The stories, even if not constructed with parallel aims, are part
of what could make the book a useful teaching tool. A difficulty
rests not in the different use of stories but the different use
of concepts. Erhard Blankenburg's chapter embodies this problem
most substantially. Blankenburg chooses to define "legal
culture" at the beginning of his chapter. He defines it in a
way more all encompassing than what most who would study culture
would choose and indeed explicitly chooses to distinguish his
conception from those usually used in law and society work.
Instead of understanding culture as concerning common frameworks
of meaning and/or practice, Blankenburg includes the body of law,
legal institutions, patterns of litigation, and beliefs about law
(at p. 256). With such an all-encompassing understanding of
culture, it is difficult to see what work the concept of culture
does. More than that, introducing general concepts that are not
used across chapters detracts from the purpose of providing
information for students. Joseph Sanders uses the concept of
legal consciousness (pp. 358-65), which Blankenburg alludes to in
his outline of legal culture (pp. 255-256). Jacob's American
chapter mentions rights consciousness (pp.50-51). All are
important and related concepts. The lack of uniformity provides
no difficulty for the book's stated purpose of pointing out the
need for further research; scholars make choices about conceptual
frameworks all the time. It does, however, make building
systematic comparisons for students somewhat difficult.
Since the book urges further research, I would like to outline a
direction that I believe is fruitful. First, it is difficult to
tell why we choose to make law a focus for analysis in itself.
What issues are legal is not only a nationally and culturally
variable question. It is not only nationally and culturally
variable; it is also a matter of happenstance. So the question of
HIV contaminated blood became a major legal/political issue in
France, involving the government and questions about its
integrity. It is not one in the United States, although there
have been large numbers of liability cases. If we were to use the
story to build comparison, we would need to think about several
questions. What is it that is being compared?
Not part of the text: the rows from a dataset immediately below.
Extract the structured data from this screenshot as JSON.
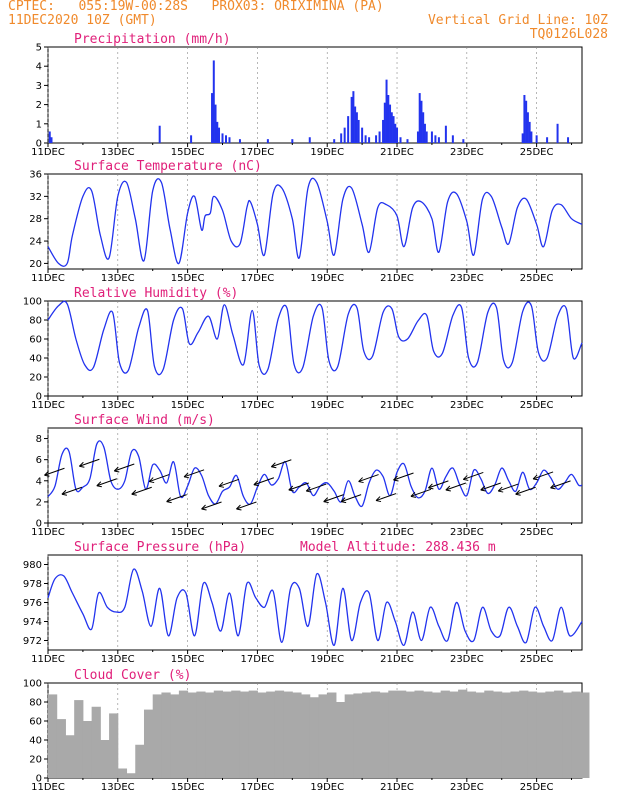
{
  "header": {
    "line1_left": "CPTEC:   055:19W-00:28S   PROX03: ORIXIMINA (PA)",
    "line2_left": "11DEC2020 10Z (GMT)",
    "line2_right": "Vertical Grid Line: 10Z",
    "line3_right": "TQ0126L028"
  },
  "colors": {
    "header": "#f08a2c",
    "title": "#e0207a",
    "series": "#2233ee",
    "cloud": "#a9a9a9"
  },
  "x_axis": {
    "labels": [
      "11DEC",
      "13DEC",
      "15DEC",
      "17DEC",
      "19DEC",
      "21DEC",
      "23DEC",
      "25DEC"
    ],
    "first_label_day": 11,
    "label_step_days": 2,
    "range_days": [
      11,
      26.3
    ]
  },
  "chart_data": [
    {
      "type": "bar",
      "title": "Precipitation (mm/h)",
      "ylim": [
        0,
        5
      ],
      "yticks": [
        "0",
        "1",
        "2",
        "3",
        "4",
        "5"
      ],
      "x": [
        11.05,
        11.1,
        14.2,
        15.1,
        15.7,
        15.75,
        15.8,
        15.85,
        15.9,
        16.0,
        16.1,
        16.2,
        16.5,
        17.3,
        18.0,
        18.5,
        19.2,
        19.4,
        19.5,
        19.6,
        19.7,
        19.75,
        19.8,
        19.85,
        19.9,
        20.0,
        20.1,
        20.2,
        20.4,
        20.5,
        20.6,
        20.65,
        20.7,
        20.75,
        20.8,
        20.85,
        20.9,
        20.95,
        21.0,
        21.1,
        21.3,
        21.6,
        21.65,
        21.7,
        21.75,
        21.8,
        21.85,
        22.0,
        22.1,
        22.2,
        22.4,
        22.6,
        22.9,
        24.6,
        24.65,
        24.7,
        24.75,
        24.8,
        24.85,
        25.0,
        25.3,
        25.6,
        25.9
      ],
      "values": [
        0.6,
        0.3,
        0.9,
        0.4,
        2.6,
        4.3,
        2.0,
        1.1,
        0.8,
        0.5,
        0.4,
        0.3,
        0.2,
        0.2,
        0.2,
        0.3,
        0.2,
        0.5,
        0.8,
        1.4,
        2.4,
        2.7,
        1.9,
        1.6,
        1.2,
        0.8,
        0.4,
        0.3,
        0.4,
        0.6,
        1.2,
        2.1,
        3.3,
        2.5,
        2.0,
        1.6,
        1.4,
        1.0,
        0.8,
        0.3,
        0.2,
        0.6,
        2.6,
        2.2,
        1.6,
        1.0,
        0.6,
        0.6,
        0.4,
        0.3,
        0.9,
        0.4,
        0.2,
        0.5,
        2.5,
        2.2,
        1.6,
        1.1,
        0.6,
        0.4,
        0.3,
        1.0,
        0.3
      ]
    },
    {
      "type": "line",
      "title": "Surface Temperature (nC)",
      "ylim": [
        19,
        36
      ],
      "yticks": [
        "20",
        "24",
        "28",
        "32",
        "36"
      ],
      "x": [
        11.0,
        11.3,
        11.55,
        11.7,
        12.0,
        12.25,
        12.5,
        12.75,
        13.0,
        13.25,
        13.5,
        13.75,
        14.0,
        14.25,
        14.5,
        14.75,
        15.0,
        15.2,
        15.4,
        15.5,
        15.65,
        15.75,
        16.0,
        16.25,
        16.5,
        16.7,
        16.8,
        17.0,
        17.2,
        17.45,
        17.7,
        18.0,
        18.2,
        18.45,
        18.7,
        19.0,
        19.2,
        19.45,
        19.7,
        20.0,
        20.2,
        20.45,
        20.7,
        21.0,
        21.2,
        21.45,
        21.7,
        22.0,
        22.2,
        22.45,
        22.7,
        23.0,
        23.2,
        23.45,
        23.7,
        24.0,
        24.2,
        24.45,
        24.7,
        25.0,
        25.2,
        25.45,
        25.7,
        26.0,
        26.3
      ],
      "values": [
        23.0,
        20.0,
        20.0,
        25.0,
        32.0,
        33.0,
        25.0,
        21.0,
        32.0,
        34.5,
        28.0,
        20.5,
        33.0,
        34.5,
        26.0,
        20.0,
        29.0,
        32.0,
        26.0,
        28.5,
        29.0,
        32.0,
        29.5,
        24.0,
        23.5,
        30.0,
        31.0,
        27.0,
        21.5,
        32.5,
        33.5,
        28.0,
        21.0,
        33.5,
        34.5,
        27.5,
        21.5,
        31.5,
        33.5,
        27.0,
        22.0,
        30.0,
        30.5,
        28.5,
        23.0,
        30.0,
        31.0,
        28.0,
        22.0,
        31.0,
        32.5,
        27.5,
        21.5,
        31.5,
        32.0,
        26.5,
        23.5,
        30.0,
        31.5,
        27.0,
        23.0,
        29.5,
        30.5,
        28.0,
        27.0
      ]
    },
    {
      "type": "line",
      "title": "Relative Humidity (%)",
      "ylim": [
        0,
        100
      ],
      "yticks": [
        "0",
        "20",
        "40",
        "60",
        "80",
        "100"
      ],
      "x": [
        11.0,
        11.3,
        11.55,
        11.8,
        12.05,
        12.3,
        12.6,
        12.85,
        13.05,
        13.3,
        13.6,
        13.85,
        14.05,
        14.3,
        14.6,
        14.85,
        15.05,
        15.3,
        15.6,
        15.85,
        16.05,
        16.3,
        16.6,
        16.85,
        17.05,
        17.3,
        17.6,
        17.85,
        18.05,
        18.3,
        18.6,
        18.85,
        19.05,
        19.3,
        19.6,
        19.85,
        20.05,
        20.3,
        20.6,
        20.85,
        21.05,
        21.3,
        21.6,
        21.85,
        22.05,
        22.3,
        22.6,
        22.85,
        23.05,
        23.3,
        23.6,
        23.85,
        24.05,
        24.3,
        24.6,
        24.85,
        25.05,
        25.3,
        25.6,
        25.85,
        26.05,
        26.3
      ],
      "values": [
        80,
        95,
        97,
        60,
        33,
        30,
        70,
        88,
        35,
        27,
        72,
        90,
        31,
        28,
        80,
        92,
        55,
        67,
        84,
        60,
        96,
        64,
        33,
        90,
        32,
        28,
        82,
        92,
        33,
        30,
        84,
        93,
        37,
        31,
        86,
        93,
        47,
        42,
        88,
        92,
        62,
        60,
        79,
        85,
        47,
        45,
        85,
        93,
        40,
        35,
        88,
        93,
        38,
        35,
        89,
        95,
        46,
        40,
        84,
        92,
        40,
        56
      ]
    },
    {
      "type": "line",
      "title": "Surface Wind (m/s)",
      "ylim": [
        0,
        9
      ],
      "yticks": [
        "0",
        "2",
        "4",
        "6",
        "8"
      ],
      "x": [
        11.0,
        11.2,
        11.4,
        11.6,
        11.8,
        12.0,
        12.2,
        12.4,
        12.6,
        12.8,
        13.0,
        13.2,
        13.4,
        13.6,
        13.8,
        14.0,
        14.2,
        14.4,
        14.6,
        14.8,
        15.0,
        15.2,
        15.4,
        15.6,
        15.8,
        16.0,
        16.2,
        16.4,
        16.6,
        16.8,
        17.0,
        17.2,
        17.4,
        17.6,
        17.8,
        18.0,
        18.2,
        18.4,
        18.6,
        18.8,
        19.0,
        19.2,
        19.4,
        19.6,
        19.8,
        20.0,
        20.2,
        20.4,
        20.6,
        20.8,
        21.0,
        21.2,
        21.4,
        21.6,
        21.8,
        22.0,
        22.2,
        22.4,
        22.6,
        22.8,
        23.0,
        23.2,
        23.4,
        23.6,
        23.8,
        24.0,
        24.2,
        24.4,
        24.6,
        24.8,
        25.0,
        25.2,
        25.4,
        25.6,
        25.8,
        26.0,
        26.2,
        26.3
      ],
      "values": [
        2.5,
        3.5,
        6.5,
        6.8,
        3.2,
        3.4,
        4.2,
        7.5,
        7.2,
        4.0,
        3.2,
        4.0,
        6.8,
        6.3,
        3.2,
        5.5,
        5.0,
        3.8,
        5.8,
        2.5,
        3.5,
        5.2,
        4.5,
        2.6,
        1.8,
        3.0,
        3.4,
        4.5,
        2.5,
        1.8,
        3.4,
        4.6,
        3.6,
        4.2,
        5.8,
        3.0,
        3.4,
        3.8,
        2.6,
        3.5,
        3.8,
        3.0,
        2.0,
        4.0,
        2.5,
        1.6,
        3.8,
        5.0,
        4.4,
        2.6,
        4.8,
        5.6,
        3.5,
        2.4,
        3.0,
        5.2,
        3.2,
        4.4,
        5.2,
        3.6,
        2.6,
        5.0,
        4.2,
        2.8,
        3.6,
        5.2,
        4.0,
        3.0,
        4.8,
        3.2,
        3.8,
        5.0,
        4.3,
        3.2,
        3.8,
        4.6,
        3.6,
        3.6
      ]
    },
    {
      "type": "line",
      "title": "Surface Pressure (hPa)",
      "annotation": "Model Altitude: 288.436 m",
      "ylim": [
        971,
        981
      ],
      "yticks": [
        "972",
        "974",
        "976",
        "978",
        "980"
      ],
      "x": [
        11.0,
        11.2,
        11.45,
        11.7,
        12.0,
        12.25,
        12.45,
        12.7,
        12.95,
        13.2,
        13.45,
        13.7,
        13.95,
        14.2,
        14.45,
        14.7,
        14.95,
        15.2,
        15.45,
        15.7,
        15.95,
        16.2,
        16.45,
        16.7,
        16.95,
        17.2,
        17.45,
        17.7,
        17.95,
        18.2,
        18.45,
        18.7,
        18.95,
        19.2,
        19.45,
        19.7,
        19.95,
        20.2,
        20.45,
        20.7,
        20.95,
        21.2,
        21.45,
        21.7,
        21.95,
        22.2,
        22.45,
        22.7,
        22.95,
        23.2,
        23.45,
        23.7,
        23.95,
        24.2,
        24.45,
        24.7,
        24.95,
        25.2,
        25.45,
        25.7,
        25.95,
        26.3
      ],
      "values": [
        976.5,
        978.5,
        978.8,
        977.0,
        974.8,
        973.2,
        977.0,
        975.5,
        975.0,
        975.5,
        979.5,
        977.2,
        973.5,
        977.5,
        972.5,
        976.5,
        977.0,
        972.5,
        978.0,
        976.0,
        973.0,
        977.0,
        972.5,
        978.0,
        976.5,
        975.5,
        977.2,
        971.8,
        977.5,
        977.5,
        973.5,
        979.0,
        976.0,
        971.5,
        977.5,
        972.0,
        976.0,
        977.0,
        972.0,
        976.0,
        974.0,
        971.5,
        975.0,
        972.0,
        975.5,
        973.5,
        972.0,
        976.0,
        973.0,
        972.0,
        975.5,
        973.0,
        972.5,
        975.5,
        973.5,
        971.8,
        975.5,
        973.5,
        972.0,
        975.5,
        972.5,
        974.0
      ]
    },
    {
      "type": "bar",
      "title": "Cloud Cover (%)",
      "ylim": [
        0,
        100
      ],
      "yticks": [
        "0",
        "20",
        "40",
        "60",
        "80",
        "100"
      ],
      "x": [
        11.0,
        11.25,
        11.5,
        11.75,
        12.0,
        12.25,
        12.5,
        12.75,
        13.0,
        13.25,
        13.5,
        13.75,
        14.0,
        14.25,
        14.5,
        14.75,
        15.0,
        15.25,
        15.5,
        15.75,
        16.0,
        16.25,
        16.5,
        16.75,
        17.0,
        17.25,
        17.5,
        17.75,
        18.0,
        18.25,
        18.5,
        18.75,
        19.0,
        19.25,
        19.5,
        19.75,
        20.0,
        20.25,
        20.5,
        20.75,
        21.0,
        21.25,
        21.5,
        21.75,
        22.0,
        22.25,
        22.5,
        22.75,
        23.0,
        23.25,
        23.5,
        23.75,
        24.0,
        24.25,
        24.5,
        24.75,
        25.0,
        25.25,
        25.5,
        25.75,
        26.0,
        26.25
      ],
      "values": [
        88,
        62,
        45,
        82,
        60,
        75,
        40,
        68,
        10,
        5,
        35,
        72,
        88,
        90,
        88,
        92,
        90,
        91,
        90,
        92,
        91,
        92,
        91,
        92,
        90,
        91,
        92,
        91,
        90,
        88,
        85,
        88,
        90,
        80,
        88,
        89,
        90,
        91,
        90,
        92,
        92,
        91,
        92,
        91,
        90,
        92,
        91,
        93,
        91,
        90,
        92,
        91,
        90,
        91,
        92,
        91,
        90,
        91,
        92,
        90,
        91,
        90
      ]
    }
  ]
}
Public dramas that
involve law? State organization and involvement in medicine? What
is the basis of comparison? Without seriously thinking through
these questions it is difficult either to explain differences and
similarities between legal systems or to interpret the meanings
of issues within legal cultures. One useful tack is to take a
field of interest--whether divorce, equal employment opportunity,
or personal injury liability--and see how that field of questions
is addressed in different legal/political systems, with courts
and lawyers as one set of players, though not the only one. Such
questions would clearly be constructed within the framework of a
particular governing system and might well take us beyond the
strict confines of the legal system itself. Divorce, for example,
is not handled by what in the United States we would recognize as
legal officials. But to take a substantive issue such as divorce
allows us to examine why issues are legal in one context and not
in another, or how courts participate in making a field of
politics and policy in different areas. Sally Kenney's work on
fetal protection in Britain and the United States is exemplary.
Defining a study by field of interest rather than the institution
itself would help to avoid the problem of simply noting the
accidents of what gets to be a legal issue in different
state/societies. Second, more synthetic comparative work on legal
systems would be useful if they used analytical frameworks
explicitly a part of other social science work, so that scholars
cannot treat the study of law as something wholly apart. This
collection makes visible the value of pursuing comparative work
on law and integrating it into the study of other institutions.